10 Years Later, US Remembers Death of Trayvon Martin

On Saturday, people in the United States will mark the 10th anniversary of the death of Trayvon Martin, a 17-year-old Black youth who was shot to death in Sanford, Florida, in 2012. Martin’s death, and the subsequent exoneration of his killer at trial the following year, created a firestorm of public anger that many consider a seminal moment in the development of the Black Lives Matter movement.

Among them is civil rights attorney Ben Crump. In the foreword to an essay published this month by Sybrina Fulton, Martin’s mother, he wrote, “The not guilty verdict in the Trayvon Martin case was the catalyst for the Black Lives Matter movement, for the resounding call for justice when the people cried out: ‘Justice for Michael Brown,’ ‘Justice for Breonna Taylor,’ and ‘Justice for George Floyd.'”

Brown, Taylor and Floyd were all Black Americans killed by police officers. Floyd’s murder in Minneapolis in 2020, documented in video footage that showed him dying in the street with a police officer’s knee on his neck, ignited global protests that drew attention to the fact that individual Black Americans, particularly men and boys, are statistically far more likely to be killed by police officers than white Americans.

According to a study published in the Lancet, Black Americans were killed by police at more than three times the rate of non-Hispanic white people, between 1980 and 2018.

Though Martin’s death did not come at the hands of a police officer, his killer’s exoneration prompted calls for the reform of a legal system that, according to advocates for change, systematically undervalues the lives of Black Americans.

Martin’s death

Martin, who had recently turned 17 at the time of his death, had left home to buy candy and a drink at a nearby convenience store. On his way back, he encountered George Zimmerman, a volunteer for the local neighborhood watch. Zimmerman phoned police to report Martin as a “suspicious” individual.

Despite being told by a police dispatcher that he should not pursue Martin, who ran from him and was unarmed, Zimmerman gave chase. After a struggle, Zimmerman shot Martin in the chest, killing him.

Zimmerman was eventually charged with second-degree murder and manslaughter. In July 2013, a jury found Zimmerman innocent of both charges. The case hinged, in part, on the state of Florida’s “stand your ground” law, which holds that individuals who believe themselves to be in danger from another person have no duty to retreat before responding with force, including lethal force.

Martin’s family, including his father, Tracy Martin, and Fulton, his mother, helped lead an unsuccessful campaign to have Florida change its stand-your-ground law.

Signs of change

In the days leading up to the 10-year anniversary of Martin’s death, there have been signs suggesting the Black Lives Matter movement may have helped shift public attitudes on race, policing, and the use of force.

In Minneapolis last week, three police officers on the scene at George Floyd’s death were convicted on federal charges for their failure to intervene. Months earlier a jury found Derek Chauvin, the police officer who knelt on George Floyd’s neck, guilty of murder. The jury found all three officers had violated Floyd’s civil rights by willfully refusing to provide medical assistance. Two were found guilty on an additional charge stemming from their failure to intervene during the nine minutes Chauvin spent kneeling on Floyd.

Also last week, three Georgia men were found guilty of federal hate crimes for the murder of Ahmaud Arbery, a young unarmed Black man who was gunned down while jogging in a rural part of the state. The culprits, Gregory McMichael, Travis McMichael and William “Roddie” Bryan, had chased Arbery down in pickup trucks, and the McMichaels, who were both armed, confronted him with guns while attempting to make what they described as a citizen’s arrest.

A state court had already convicted all three men of murdering Arbery and sentenced them to life in prison.
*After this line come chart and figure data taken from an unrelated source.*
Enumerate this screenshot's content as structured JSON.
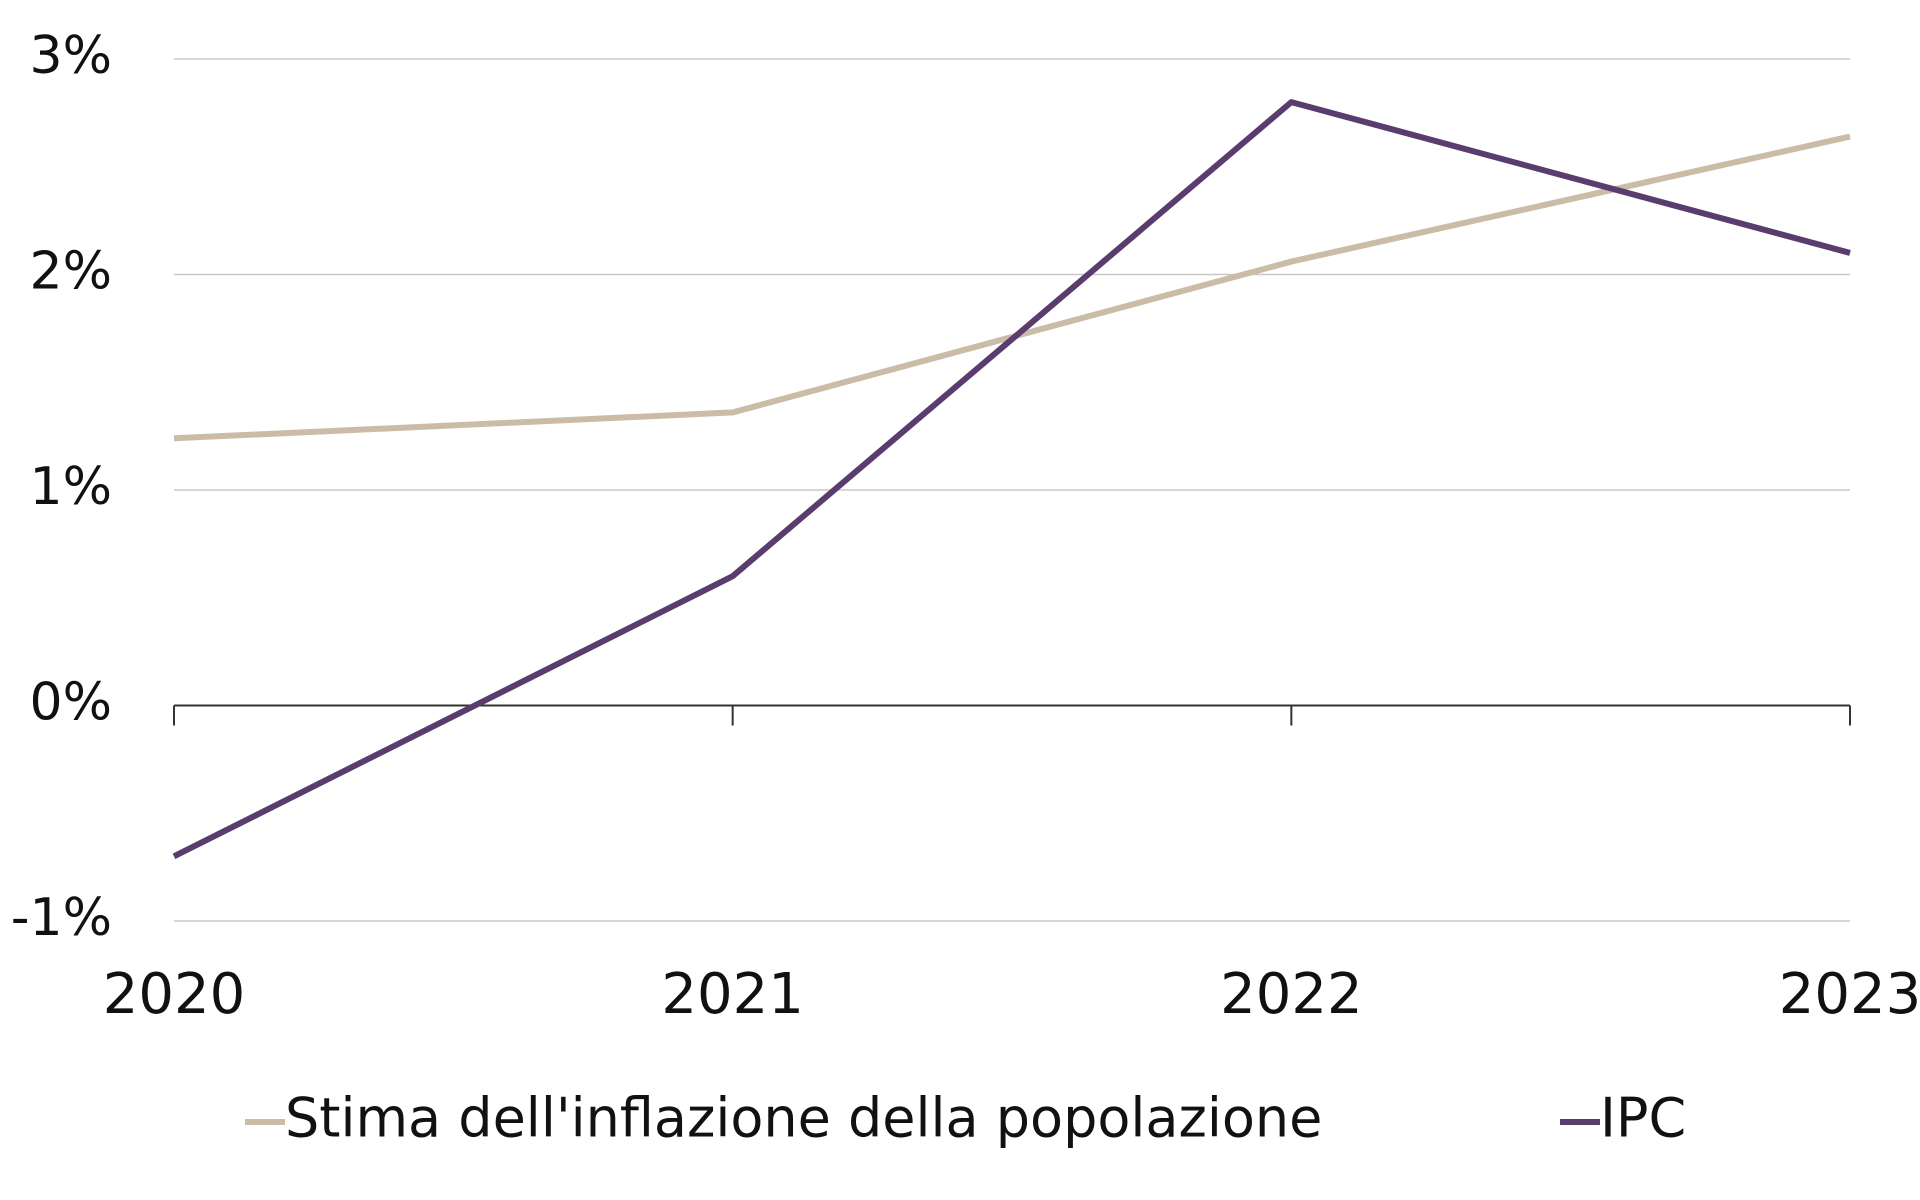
{
  "chart_data": {
    "type": "line",
    "categories": [
      "2020",
      "2021",
      "2022",
      "2023"
    ],
    "series": [
      {
        "name": "Stima dell'inflazione della popolazione",
        "color": "#cbbca8",
        "values": [
          1.24,
          1.36,
          2.06,
          2.64
        ]
      },
      {
        "name": "IPC",
        "color": "#5a3d6e",
        "values": [
          -0.7,
          0.6,
          2.8,
          2.1
        ]
      }
    ],
    "ylim": [
      -1,
      3
    ],
    "yticks": [
      {
        "value": -1,
        "label": "-1%"
      },
      {
        "value": 0,
        "label": "0%"
      },
      {
        "value": 1,
        "label": "1%"
      },
      {
        "value": 2,
        "label": "2%"
      },
      {
        "value": 3,
        "label": "3%"
      }
    ],
    "grid": true,
    "legend": "bottom"
  }
}
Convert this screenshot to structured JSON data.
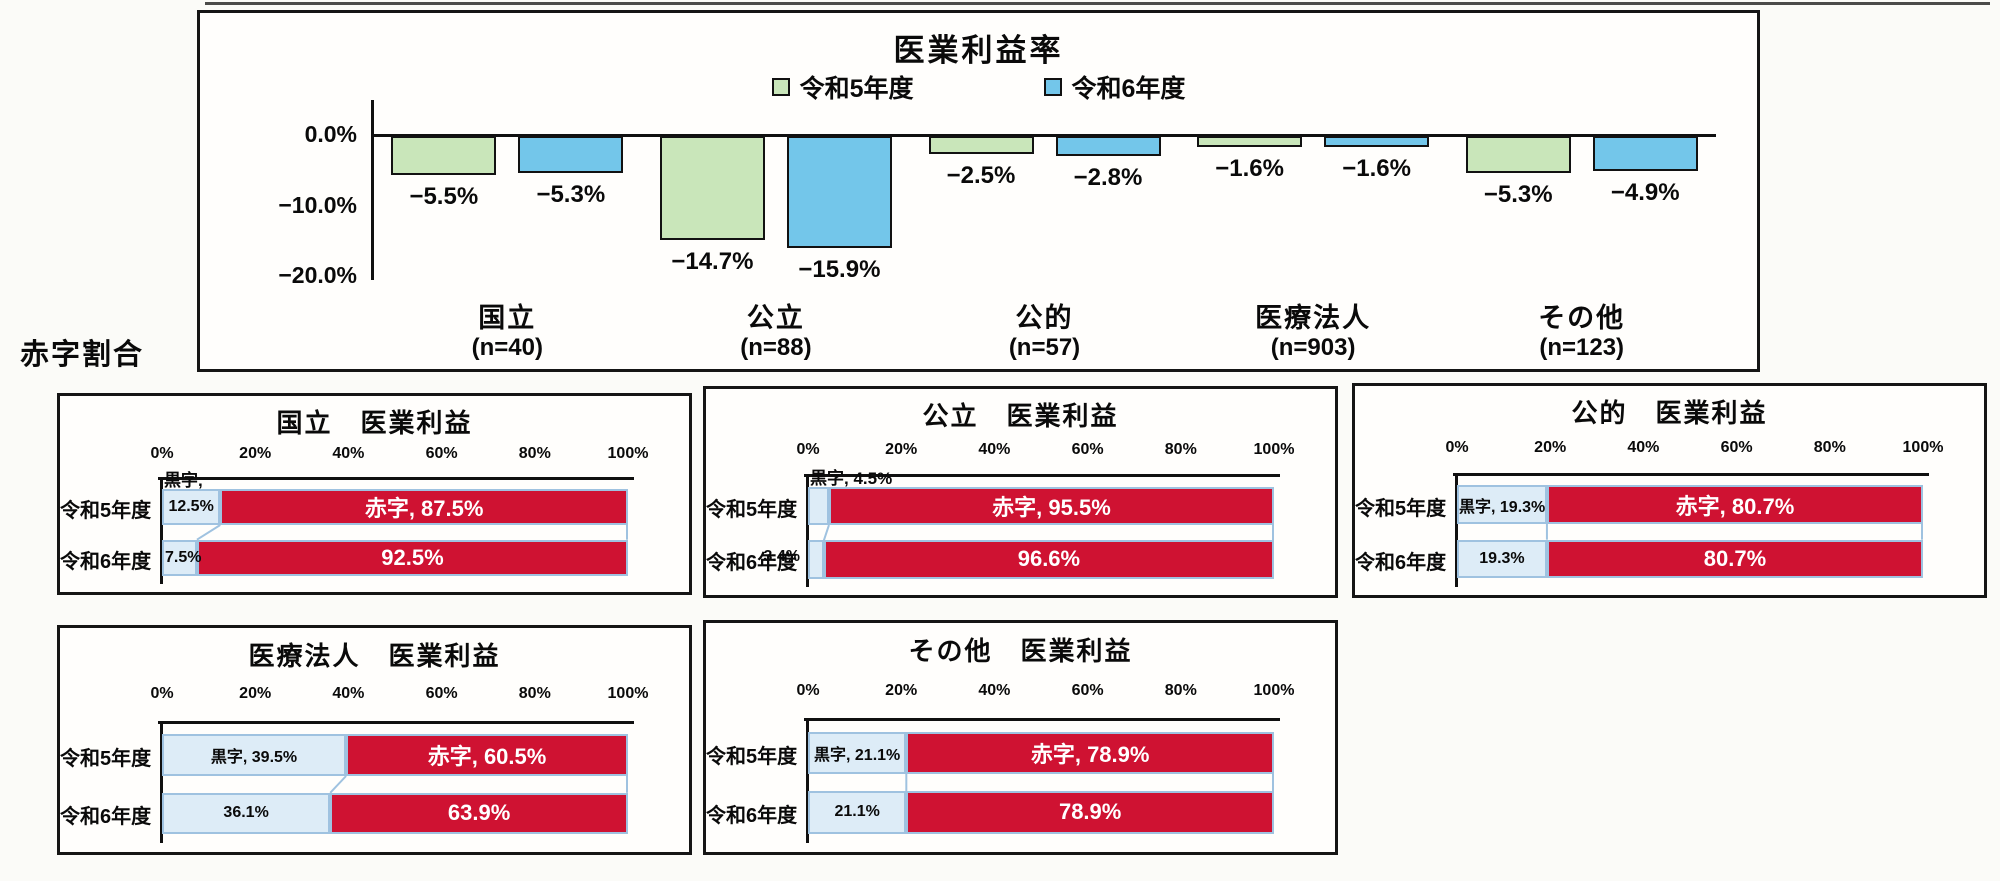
{
  "page": {
    "deficit_section_label": "赤字割合"
  },
  "colors": {
    "reiwa5_green": "#c9e6ba",
    "reiwa6_blue": "#73c6ea",
    "kuroji_fill": "#ddecf7",
    "akaji_fill": "#cf1232",
    "segment_border": "#9fc2e0",
    "axis_black": "#101010"
  },
  "chart_data": [
    {
      "id": "iryo-riekiritsu",
      "type": "bar",
      "title": "医業利益率",
      "legend": [
        {
          "label": "令和5年度",
          "color": "#c9e6ba"
        },
        {
          "label": "令和6年度",
          "color": "#73c6ea"
        }
      ],
      "categories": [
        {
          "label": "国立",
          "sublabel": "(n=40)"
        },
        {
          "label": "公立",
          "sublabel": "(n=88)"
        },
        {
          "label": "公的",
          "sublabel": "(n=57)"
        },
        {
          "label": "医療法人",
          "sublabel": "(n=903)"
        },
        {
          "label": "その他",
          "sublabel": "(n=123)"
        }
      ],
      "series": [
        {
          "name": "令和5年度",
          "color": "#c9e6ba",
          "values": [
            -5.5,
            -14.7,
            -2.5,
            -1.6,
            -5.3
          ],
          "labels": [
            "−5.5%",
            "−14.7%",
            "−2.5%",
            "−1.6%",
            "−5.3%"
          ]
        },
        {
          "name": "令和6年度",
          "color": "#73c6ea",
          "values": [
            -5.3,
            -15.9,
            -2.8,
            -1.6,
            -4.9
          ],
          "labels": [
            "−5.3%",
            "−15.9%",
            "−2.8%",
            "−1.6%",
            "−4.9%"
          ]
        }
      ],
      "ylim": [
        -20,
        0
      ],
      "yticks": [
        {
          "value": 0,
          "label": "0.0%"
        },
        {
          "value": -10,
          "label": "−10.0%"
        },
        {
          "value": -20,
          "label": "−20.0%"
        }
      ],
      "grid": false,
      "legend_position": "top"
    },
    {
      "id": "kokuritsu",
      "type": "stacked-bar",
      "title": "国立　医業利益",
      "xticks": [
        "0%",
        "20%",
        "40%",
        "60%",
        "80%",
        "100%"
      ],
      "xlim": [
        0,
        100
      ],
      "rows": [
        {
          "label": "令和5年度",
          "segments": [
            {
              "name": "黒字",
              "value": 12.5,
              "label": "12.5%",
              "label_above": "黒字,",
              "label_position": "inside"
            },
            {
              "name": "赤字",
              "value": 87.5,
              "label": "赤字, 87.5%"
            }
          ]
        },
        {
          "label": "令和6年度",
          "segments": [
            {
              "name": "黒字",
              "value": 7.5,
              "label": "7.5%",
              "label_position": "start"
            },
            {
              "name": "赤字",
              "value": 92.5,
              "label": "92.5%"
            }
          ]
        }
      ]
    },
    {
      "id": "kouritsu",
      "type": "stacked-bar",
      "title": "公立　医業利益",
      "xticks": [
        "0%",
        "20%",
        "40%",
        "60%",
        "80%",
        "100%"
      ],
      "xlim": [
        0,
        100
      ],
      "rows": [
        {
          "label": "令和5年度",
          "segments": [
            {
              "name": "黒字",
              "value": 4.5,
              "label": "",
              "label_above": "黒字, 4.5%",
              "label_position": "above"
            },
            {
              "name": "赤字",
              "value": 95.5,
              "label": "赤字, 95.5%"
            }
          ]
        },
        {
          "label": "令和6年度",
          "segments": [
            {
              "name": "黒字",
              "value": 3.4,
              "label": "3.4%",
              "label_position": "left"
            },
            {
              "name": "赤字",
              "value": 96.6,
              "label": "96.6%"
            }
          ]
        }
      ]
    },
    {
      "id": "kouteki",
      "type": "stacked-bar",
      "title": "公的　医業利益",
      "xticks": [
        "0%",
        "20%",
        "40%",
        "60%",
        "80%",
        "100%"
      ],
      "xlim": [
        0,
        100
      ],
      "rows": [
        {
          "label": "令和5年度",
          "segments": [
            {
              "name": "黒字",
              "value": 19.3,
              "label": "黒字, 19.3%",
              "label_position": "inside"
            },
            {
              "name": "赤字",
              "value": 80.7,
              "label": "赤字, 80.7%"
            }
          ]
        },
        {
          "label": "令和6年度",
          "segments": [
            {
              "name": "黒字",
              "value": 19.3,
              "label": "19.3%",
              "label_position": "inside"
            },
            {
              "name": "赤字",
              "value": 80.7,
              "label": "80.7%"
            }
          ]
        }
      ]
    },
    {
      "id": "iryohojin",
      "type": "stacked-bar",
      "title": "医療法人　医業利益",
      "xticks": [
        "0%",
        "20%",
        "40%",
        "60%",
        "80%",
        "100%"
      ],
      "xlim": [
        0,
        100
      ],
      "rows": [
        {
          "label": "令和5年度",
          "segments": [
            {
              "name": "黒字",
              "value": 39.5,
              "label": "黒字, 39.5%",
              "label_position": "inside"
            },
            {
              "name": "赤字",
              "value": 60.5,
              "label": "赤字, 60.5%"
            }
          ]
        },
        {
          "label": "令和6年度",
          "segments": [
            {
              "name": "黒字",
              "value": 36.1,
              "label": "36.1%",
              "label_position": "inside"
            },
            {
              "name": "赤字",
              "value": 63.9,
              "label": "63.9%"
            }
          ]
        }
      ]
    },
    {
      "id": "sonota",
      "type": "stacked-bar",
      "title": "その他　医業利益",
      "xticks": [
        "0%",
        "20%",
        "40%",
        "60%",
        "80%",
        "100%"
      ],
      "xlim": [
        0,
        100
      ],
      "rows": [
        {
          "label": "令和5年度",
          "segments": [
            {
              "name": "黒字",
              "value": 21.1,
              "label": "黒字, 21.1%",
              "label_position": "inside"
            },
            {
              "name": "赤字",
              "value": 78.9,
              "label": "赤字, 78.9%"
            }
          ]
        },
        {
          "label": "令和6年度",
          "segments": [
            {
              "name": "黒字",
              "value": 21.1,
              "label": "21.1%",
              "label_position": "inside"
            },
            {
              "name": "赤字",
              "value": 78.9,
              "label": "78.9%"
            }
          ]
        }
      ]
    }
  ]
}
Georgia subsequently passed a hate crimes law, and repealed and replaced its law governing citizen’s arrests.

The case, with its obvious parallels to the Martin case, was particularly fraught because the three culprits were not arrested until two months after the murder even though their identities were known, and then only after the case was taken out of the hands of a local prosecutor.

Frustration and hope

In an essay published this month marking the 10th anniversary of her son’s death, Fulton wrote, “Even now, a decade later, when I see the continual acts of racial violence – against George Floyd, Breonna Taylor, Ahmaud Arbery – I don’t tell people that justice is coming, because we did not receive justice.”

However, Fulton also struck a hopeful note, writing, “We are at a turning point now. Things are changing. If the protests during the summer of 2020 showed us anything, it’s that we cannot afford to be silent.”

She added, “While one generation is getting older, we need the next generation to step up to the plate and use their voice on behalf of our people. The youth have the spirit and enthusiasm, we just need to show them how and then get out of their way. The very future of our people is at stake, and there’s no room for nonsense or playing games.”